School of Automation, Northwestern Polytechnical University, Xi'an 710072, China.
Key Laboratory of Information Fusion Technology, Ministry of Education, Xi'an 710072, China.
Sensors (Basel). 2018 Dec 1;18(12):4222. doi: 10.3390/s18124222.
We propose an iterative nonlinear estimator based on the technique of variational Bayesian optimization. The posterior distribution of the underlying system state is approximated by a solvable variational distribution approached iteratively using evidence lower bound optimization subject to a minimal weighted Kullback-Leibler divergence, where a penalty factor is considered to adjust the step size of the iteration.
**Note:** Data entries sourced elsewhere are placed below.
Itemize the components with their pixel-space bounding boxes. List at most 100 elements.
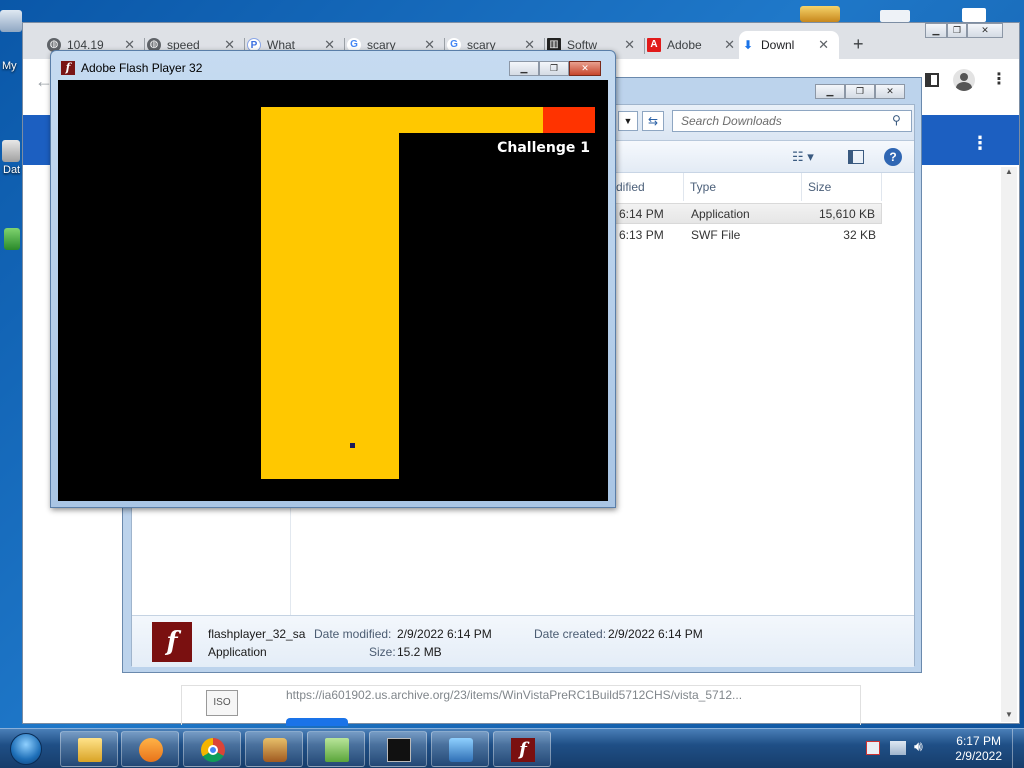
- file-size: 32 KB: [843, 228, 876, 242]
- file-type: Application: [691, 207, 750, 221]
- goal-zone: [543, 107, 595, 133]
- view-options-icon[interactable]: ☷ ▾: [792, 149, 814, 165]
- cmd-icon: [387, 738, 411, 762]
- file-type: SWF File: [691, 228, 741, 242]
- clock-time: 6:17 PM: [956, 734, 1001, 748]
- action-center-icon[interactable]: [866, 741, 880, 755]
- minimize-button[interactable]: ▁: [925, 23, 947, 38]
- desktop-label: Dat: [3, 164, 21, 176]
- iso-file-icon: ISO: [206, 690, 238, 716]
- cards-game-icon: [962, 8, 986, 22]
- tab-title: Downl: [761, 38, 795, 52]
- details-pane: f flashplayer_32_sa Application Date mod…: [132, 615, 914, 667]
- game-icon: [263, 738, 287, 762]
- adobe-icon: A: [647, 38, 661, 52]
- scrollbar[interactable]: ▲ ▼: [1001, 167, 1017, 722]
- close-button[interactable]: ✕: [967, 23, 1003, 38]
- windows-orb-icon: [10, 733, 42, 765]
- details-size: 15.2 MB: [397, 645, 442, 659]
- flash-logo-icon: f: [61, 61, 75, 75]
- avatar[interactable]: [953, 69, 975, 91]
- taskbar: f 🔊︎ 6:17 PM 2/9/2022: [0, 728, 1024, 768]
- maximize-button[interactable]: ❐: [845, 84, 875, 99]
- network-icon: [449, 738, 473, 762]
- preview-pane-icon[interactable]: [848, 150, 864, 164]
- maximize-button[interactable]: ❐: [947, 23, 967, 38]
- close-icon[interactable]: ✕: [624, 37, 635, 53]
- close-icon[interactable]: ✕: [818, 37, 829, 53]
- download-url[interactable]: https://ia601902.us.archive.org/23/items…: [286, 688, 806, 702]
- avatar-body-icon: [956, 82, 972, 91]
- file-row[interactable]: 6:13 PM SWF File 32 KB: [610, 225, 882, 246]
- details-kind: Application: [208, 645, 267, 659]
- desktop-icon-my-computer[interactable]: [0, 10, 22, 32]
- clock-date: 2/9/2022: [955, 749, 1002, 763]
- system-clock[interactable]: 6:17 PM 2/9/2022: [955, 734, 1002, 764]
- new-tab-button[interactable]: +: [853, 35, 864, 53]
- column-header-size[interactable]: Size: [802, 173, 882, 201]
- notepad-plus-icon: [325, 738, 349, 762]
- show-desktop-button[interactable]: [1012, 729, 1024, 768]
- navigation-pane-divider: [290, 505, 291, 615]
- flash-icon: f: [511, 738, 535, 762]
- flash-window-controls: ▁ ❐ ✕: [509, 61, 601, 76]
- file-modified: 6:14 PM: [619, 207, 664, 221]
- challenge-label: Challenge 1: [497, 140, 590, 156]
- close-button[interactable]: ✕: [875, 84, 905, 99]
- taskbar-game[interactable]: [245, 731, 303, 767]
- maximize-button[interactable]: ❐: [539, 61, 569, 76]
- search-input[interactable]: Search Downloads: [672, 110, 912, 132]
- maze-path: [261, 107, 543, 479]
- taskbar-media-player[interactable]: [121, 731, 179, 767]
- minimize-button[interactable]: ▁: [509, 61, 539, 76]
- window-controls: ▁ ❐ ✕: [925, 23, 1003, 38]
- window-title: Adobe Flash Player 32: [81, 61, 203, 75]
- game-stage[interactable]: Challenge 1: [58, 80, 608, 501]
- media-player-icon: [139, 738, 163, 762]
- sidebar-icon[interactable]: [925, 73, 939, 87]
- downloads-menu-icon[interactable]: ⋮: [971, 133, 989, 154]
- address-dropdown-icon[interactable]: ▼: [618, 111, 638, 131]
- refresh-icon[interactable]: ⇆: [642, 111, 664, 131]
- scroll-up-icon[interactable]: ▲: [1005, 167, 1013, 176]
- download-icon: ⬇: [742, 38, 754, 52]
- taskbar-notepad-plus[interactable]: [307, 731, 365, 767]
- volume-icon[interactable]: 🔊︎: [914, 738, 923, 755]
- column-header-modified[interactable]: dified: [610, 173, 684, 201]
- tab-title: Adobe: [667, 38, 702, 52]
- file-row[interactable]: 6:14 PM Application 15,610 KB: [610, 203, 882, 224]
- taskbar-cmd[interactable]: [369, 731, 427, 767]
- taskbar-chrome[interactable]: [183, 731, 241, 767]
- taskbar-explorer[interactable]: [60, 731, 118, 767]
- desktop-icon-data[interactable]: [2, 140, 20, 162]
- file-modified: 6:13 PM: [619, 228, 664, 242]
- scroll-down-icon[interactable]: ▼: [1005, 710, 1013, 719]
- search-icon[interactable]: ⚲: [892, 113, 901, 127]
- chrome-center-icon: [208, 745, 218, 755]
- download-action-button[interactable]: [286, 718, 348, 726]
- avatar-head-icon: [960, 73, 968, 81]
- details-size-label: Size:: [369, 645, 396, 659]
- minimize-button[interactable]: ▁: [815, 84, 845, 99]
- details-date-created: 2/9/2022 6:14 PM: [608, 627, 703, 641]
- file-size: 15,610 KB: [818, 207, 875, 221]
- desktop-decoration-icon: [800, 6, 840, 22]
- details-date-modified: 2/9/2022 6:14 PM: [397, 627, 492, 641]
- column-header-type[interactable]: Type: [684, 173, 802, 201]
- start-button[interactable]: [4, 731, 48, 767]
- details-date-modified-label: Date modified:: [314, 627, 392, 641]
- network-tray-icon[interactable]: [890, 741, 906, 755]
- tab-downloads[interactable]: ⬇ Downl ✕: [739, 31, 839, 59]
- close-icon[interactable]: ✕: [724, 37, 735, 53]
- explorer-icon: [78, 738, 102, 762]
- flash-file-icon: f: [152, 622, 192, 662]
- flash-player-window[interactable]: f Adobe Flash Player 32 ▁ ❐ ✕ Challenge …: [50, 50, 616, 508]
- close-button[interactable]: ✕: [569, 61, 601, 76]
- taskbar-flash[interactable]: f: [493, 731, 551, 767]
- desktop-icon-recycle[interactable]: [4, 228, 20, 250]
- taskbar-network[interactable]: [431, 731, 489, 767]
- chrome-icon: [201, 738, 225, 762]
- tab-7[interactable]: A Adobe ✕: [645, 31, 745, 59]
- menu-kebab-icon[interactable]: ⋮: [991, 69, 1007, 89]
- help-icon[interactable]: ?: [884, 148, 902, 166]
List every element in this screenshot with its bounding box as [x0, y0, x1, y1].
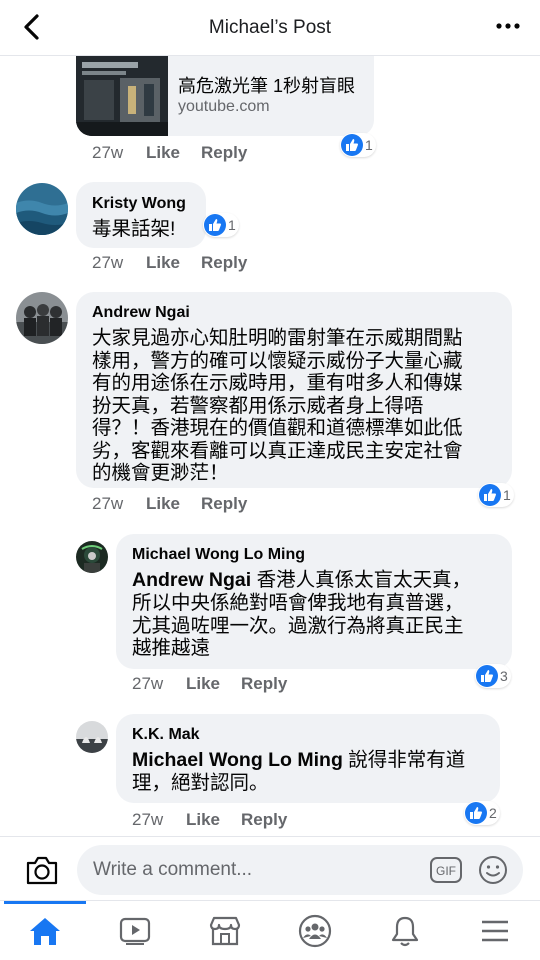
like-button[interactable]: Like [186, 810, 241, 830]
reply-button[interactable]: Reply [201, 494, 247, 514]
comment-meta: 27w Like Reply [92, 143, 247, 163]
reply-text-line: 理，絕對認同。 [132, 772, 269, 794]
watch-icon [119, 917, 151, 945]
reply-button[interactable]: Reply [201, 143, 247, 163]
video-thumbnail[interactable] [76, 56, 168, 136]
reaction-count: 2 [489, 805, 497, 821]
avatar[interactable] [16, 183, 68, 235]
tab-watch[interactable] [90, 901, 180, 960]
link-preview-card[interactable]: 高危激光筆 1秒射盲眼 youtube.com [76, 56, 374, 136]
emoji-icon[interactable] [477, 854, 509, 886]
like-thumb-icon [341, 134, 363, 156]
more-dots-icon[interactable] [494, 14, 522, 38]
mention-link[interactable]: Michael Wong Lo Ming [132, 749, 343, 771]
comment-text-line: 扮天真，若警察都用係示威者身上得唔 [92, 394, 424, 417]
comment-text-line: 樣用，警方的確可以懷疑示威份子大量心藏 [92, 349, 463, 372]
reply-meta: 27w Like Reply [132, 674, 287, 694]
svg-text:GIF: GIF [436, 864, 456, 878]
mention-link[interactable]: Andrew Ngai [132, 569, 251, 591]
tab-marketplace[interactable] [180, 901, 270, 960]
comment-input[interactable]: Write a comment... GIF [77, 845, 523, 895]
tab-groups[interactable] [270, 901, 360, 960]
groups-icon [298, 914, 332, 948]
comment-author[interactable]: Andrew Ngai [92, 304, 190, 322]
reply-meta: 27w Like Reply [132, 810, 287, 830]
avatar[interactable] [76, 721, 108, 753]
like-button[interactable]: Like [186, 674, 241, 694]
avatar[interactable] [16, 292, 68, 344]
like-button[interactable]: Like [146, 253, 201, 273]
comment-text-line: 得？！香港現在的價值觀和道德標準如此低 [92, 417, 463, 439]
reply-author[interactable]: K.K. Mak [132, 726, 200, 744]
like-button[interactable]: Like [146, 143, 201, 163]
reply-time: 27w [132, 674, 164, 693]
reaction-badge[interactable]: 3 [475, 664, 511, 688]
comment-text-line: 的機會更渺茫！ [92, 462, 229, 484]
reaction-badge[interactable]: 2 [464, 801, 500, 825]
reaction-count: 1 [503, 487, 511, 503]
reply-text-line: 尤其過咗哩一次。過激行為將真正民主 [132, 614, 464, 637]
comment-text-line: 有的用途係在示威時用，重有咁多人和傳媒 [92, 372, 463, 394]
reply-button[interactable]: Reply [241, 810, 287, 830]
tab-notifications[interactable] [360, 901, 450, 960]
reaction-badge[interactable]: 1 [478, 483, 514, 507]
comment-meta: 27w Like Reply [92, 253, 247, 273]
menu-icon [482, 920, 508, 942]
link-domain: youtube.com [178, 98, 270, 115]
like-thumb-icon [479, 484, 501, 506]
avatar[interactable] [76, 541, 108, 573]
tab-home[interactable] [0, 901, 90, 960]
reply-text-line: Andrew Ngai 香港人真係太盲太天真， [132, 569, 472, 591]
comment-meta: 27w Like Reply [92, 494, 247, 514]
like-thumb-icon [465, 802, 487, 824]
tab-menu[interactable] [450, 901, 540, 960]
comment-text-line: 劣，客觀來看離可以真正達成民主安定社會 [92, 439, 463, 462]
like-button[interactable]: Like [146, 494, 201, 514]
comment-time: 27w [92, 253, 124, 272]
like-thumb-icon [204, 214, 226, 236]
reply-button[interactable]: Reply [201, 253, 247, 273]
reaction-badge[interactable]: 1 [340, 133, 376, 157]
comment-text-line: 大家見過亦心知肚明啲雷射筆在示威期間點 [92, 327, 463, 349]
comment-composer: Write a comment... GIF [0, 836, 540, 904]
post-header: Michael’s Post [0, 0, 540, 56]
reply-text-line: Michael Wong Lo Ming 說得非常有道 [132, 749, 466, 771]
link-title[interactable]: 高危激光筆 1秒射盲眼 [178, 72, 355, 98]
reply-text-line: 越推越遠 [132, 637, 211, 659]
reaction-count: 1 [228, 217, 236, 233]
reaction-badge[interactable]: 1 [203, 213, 239, 237]
reaction-count: 3 [500, 668, 508, 684]
reply-author[interactable]: Michael Wong Lo Ming [132, 546, 305, 564]
comment-time: 27w [92, 143, 124, 162]
gif-icon[interactable]: GIF [429, 856, 463, 884]
like-thumb-icon [476, 665, 498, 687]
comment-text: 毒果話架! [92, 218, 176, 240]
reply-text-line: 所以中央係絶對唔會俾我地有真普選， [132, 592, 464, 614]
marketplace-icon [209, 916, 241, 946]
reply-time: 27w [132, 810, 164, 829]
bottom-tab-bar [0, 900, 540, 960]
reply-button[interactable]: Reply [241, 674, 287, 694]
bell-icon [391, 916, 419, 947]
comment-time: 27w [92, 494, 124, 513]
home-icon [30, 918, 60, 945]
page-title: Michael’s Post [208, 17, 332, 38]
comment-author[interactable]: Kristy Wong [92, 195, 186, 213]
camera-icon[interactable] [24, 853, 60, 887]
reaction-count: 1 [365, 137, 373, 153]
comment-placeholder: Write a comment... [93, 859, 253, 880]
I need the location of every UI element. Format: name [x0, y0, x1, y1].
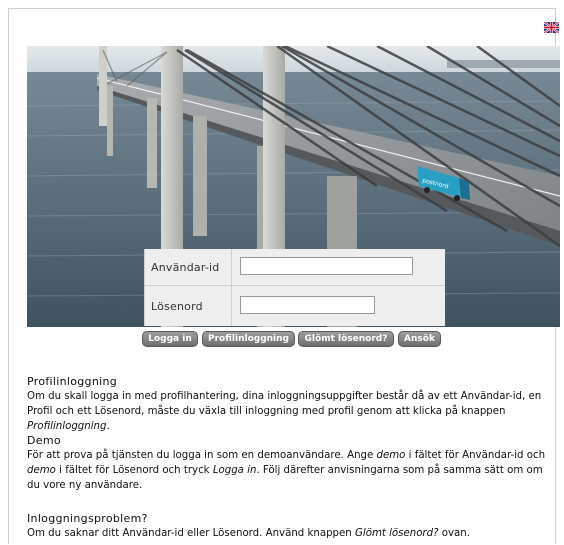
label-separator: [231, 249, 232, 326]
apply-button[interactable]: Ansök: [398, 331, 441, 347]
row-divider: [145, 285, 445, 286]
uk-flag-icon[interactable]: [543, 18, 560, 34]
forgot-password-button[interactable]: Glömt lösenord?: [298, 331, 394, 347]
info-section-login-problems: Inloggningsproblem? Om du saknar ditt An…: [27, 511, 557, 541]
login-panel: Användar-id Lösenord: [144, 249, 445, 326]
section-title: Inloggningsproblem?: [27, 512, 148, 525]
login-button[interactable]: Logga in: [142, 331, 198, 347]
username-input[interactable]: [240, 257, 413, 275]
section-body: För att prova på tjänsten du logga in so…: [27, 450, 546, 491]
section-body: Om du skall logga in med profilhantering…: [27, 391, 542, 432]
info-section-demo: Demo För att prova på tjänsten du logga …: [27, 433, 557, 493]
section-body: Om du saknar ditt Användar-id eller Löse…: [27, 528, 470, 539]
username-label: Användar-id: [151, 261, 220, 274]
profile-login-button[interactable]: Profilinloggning: [202, 331, 295, 347]
password-label: Lösenord: [151, 300, 203, 313]
info-section-profile: Profilinloggning Om du skall logga in me…: [27, 374, 557, 434]
section-title: Profilinloggning: [27, 375, 117, 388]
section-title: Demo: [27, 434, 61, 447]
password-input[interactable]: [240, 296, 375, 314]
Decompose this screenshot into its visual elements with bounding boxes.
Based on linearization, the iterative nonlinear filter is derived in a closed-form. The performance of the proposed algorithm is compared with several nonlinear filters in the literature using simulated target tracking examples.
我们提出了一种基于变分贝叶斯优化技术的迭代非线性估计器。通过使用证据下界优化来逼近底层系统状态的后验分布,其中考虑了一个惩罚因子来调整迭代步长,以最小化加权 Kullback-Leibler 散度。基于线性化,推导出了一种闭式迭代非线性滤波器。通过模拟目标跟踪示例,将所提出的算法与文献中的几种非线性滤波器进行了性能比较。